Amnestie für ehemalige Miliz-Mitglieder für die Beseitigung ihrer Mitstreiter
Ein weiterer Ansatz der Regierung besteht darin, ehemaligen Dahalo-Mitgliedern eine Amnestie anzubieten, in der Hoffnung, dass diese bei der Beseitigung ihrer Mitstreiter erfolgreicher sein werden als das Militär. Der frühere Premierminister von Madagaskar, Roger Kolo, hatte die Idee die Dahalo wieder in die Gesellschaft zu integrieren. Er hoffte, sie zum Schutz von Straßen und Dörfern in Zusammenarbeit mit den Fokonolona - einem Dorfrat, der 1975 in der Verfassung als "dezentrales Kollektiv des Staates" anerkannt wurde - einsetzen zu können. Die Fokonolona sind für die wirtschaftliche, soziale, kulturelle und kommunale Entwicklung auf lokaler Ebene zuständig.[3]

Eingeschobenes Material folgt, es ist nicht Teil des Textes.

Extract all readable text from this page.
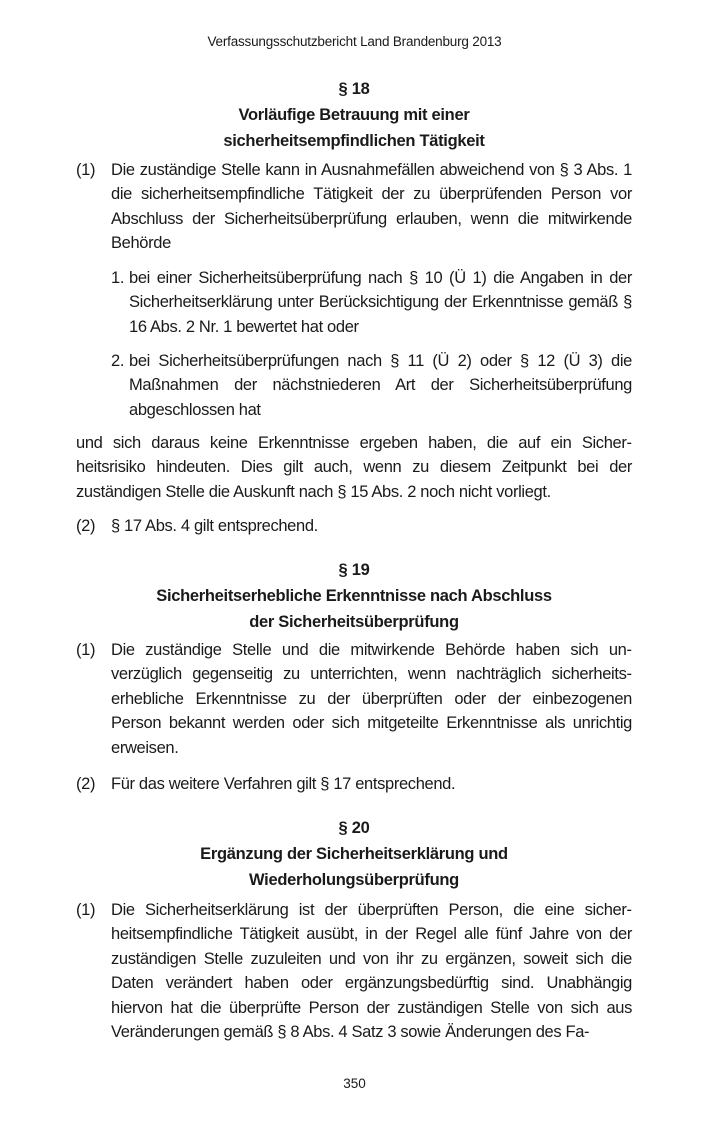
Verfassungsschutzbericht Land Brandenburg 2013
§ 18
Vorläufige Betrauung mit einer
sicherheitsempfindlichen Tätigkeit
(1) Die zuständige Stelle kann in Ausnahmefällen abweichend von § 3 Abs. 1 die sicherheitsempfindliche Tätigkeit der zu überprüfenden Person vor Abschluss der Sicherheitsüberprüfung erlauben, wenn die mitwirkende Behörde
1. bei einer Sicherheitsüberprüfung nach § 10 (Ü 1) die Angaben in der Sicherheitserklärung unter Berücksichtigung der Erkenntnisse gemäß § 16 Abs. 2 Nr. 1 bewertet hat oder
2. bei Sicherheitsüberprüfungen nach § 11 (Ü 2) oder § 12 (Ü 3) die Maßnahmen der nächstniederen Art der Sicherheitsüberprüfung abgeschlossen hat
und sich daraus keine Erkenntnisse ergeben haben, die auf ein Sicherheitsrisiko hindeuten. Dies gilt auch, wenn zu diesem Zeitpunkt bei der zuständigen Stelle die Auskunft nach § 15 Abs. 2 noch nicht vorliegt.
(2) § 17 Abs. 4 gilt entsprechend.
§ 19
Sicherheitserhebliche Erkenntnisse nach Abschluss
der Sicherheitsüberprüfung
(1) Die zuständige Stelle und die mitwirkende Behörde haben sich unverzüglich gegenseitig zu unterrichten, wenn nachträglich sicherheitserhebliche Erkenntnisse zu der überprüften oder der einbezogenen Person bekannt werden oder sich mitgeteilte Erkenntnisse als unrichtig erweisen.
(2) Für das weitere Verfahren gilt § 17 entsprechend.
§ 20
Ergänzung der Sicherheitserklärung und
Wiederholungsüberprüfung
(1) Die Sicherheitserklärung ist der überprüften Person, die eine sicherheitsempfindliche Tätigkeit ausübt, in der Regel alle fünf Jahre von der zuständigen Stelle zuzuleiten und von ihr zu ergänzen, soweit sich die Daten verändert haben oder ergänzungsbedürftig sind. Unabhängig hiervon hat die überprüfte Person der zuständigen Stelle von sich aus Veränderungen gemäß § 8 Abs. 4 Satz 3 sowie Änderungen des Fa-
350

Bewaffnung der Zivilbevölkerung zur Verteidigung der Gemeinschaft
Die endgültige und bevorzugte Lösung der Regierung gegen die Dahalo-Bedrohung schließt ebenfalls die Fokonolona mit ein. Jede Fokonolona darf auf lokaler Ebene ein Strafgesetzbuch aufstellen. Seit 2009 haben sich viele Regionen darauf geeinigt, dass die Zivilbevölkerung sich bewaffnen darf, um die Gemeinschaft verteidigen zu können. In Toliary und Antananarivo, den am stärksten von Dahalo-Überfällen betroffenen Gebieten, wurden 2015 von der Regierung aus der Zivilbevölkerung gebildete Milizen mit 2.000 Gewehren ausgestattet. Dies führte zu zahlreichen Zusammenstößen zwischen den Dahalo und den Fokonolona, bei denen Dutzende Menschen gestorben sind.[4]/[5]
Die Idee, der Fokonolona Polizeibefugnisse zu übertragen, ist jedoch kritisch zu betrachten. Dieses Vorgehen kann gefährlich sein, da es eine Verlagerung hin zur Mob-Gewalt darstellt, die den ohnehin schwachen institutionellen Rahmen der Regierung weiter gefährdet. Es ist durchaus möglich, dass die Regierung zukünftig nicht in der Lage sein wird, die Selbstverteidigungsmilizen zu kontrollieren und einzudämmen, was zu einer raschen Zunahme von Chaos und Gewalt führen könnte.
Trotz verschiedener Operationen kein Eskalationspotenzial
Im Allgemeinen wurde in den letzten Jahren aufgrund der bereits erwähnten Militarisierung der Wirtschaftskriminalität der Einsatz von staatlichem Militärpersonal verstärkt. Trotz der Operationen des Militärs und der Fokonolona gegen die Dahalo scheint das Ausmaß der Zusammenstöße jedoch nicht das Potenzial zu haben, zu einem größeren Konflikt zu eskalieren. Die aufmerksame Beobachtung der Situation durch MBI CONIAS Risk Intelligence hat gezeigt, dass die Überfälle und Auseinandersetzungen zwischen den Konfliktparteien auf einem konstanten Niveau sind und dies vermutlich auch in absehbarer Zukunft so bleiben wird. Kontaktieren Sie uns für weitere Informationen.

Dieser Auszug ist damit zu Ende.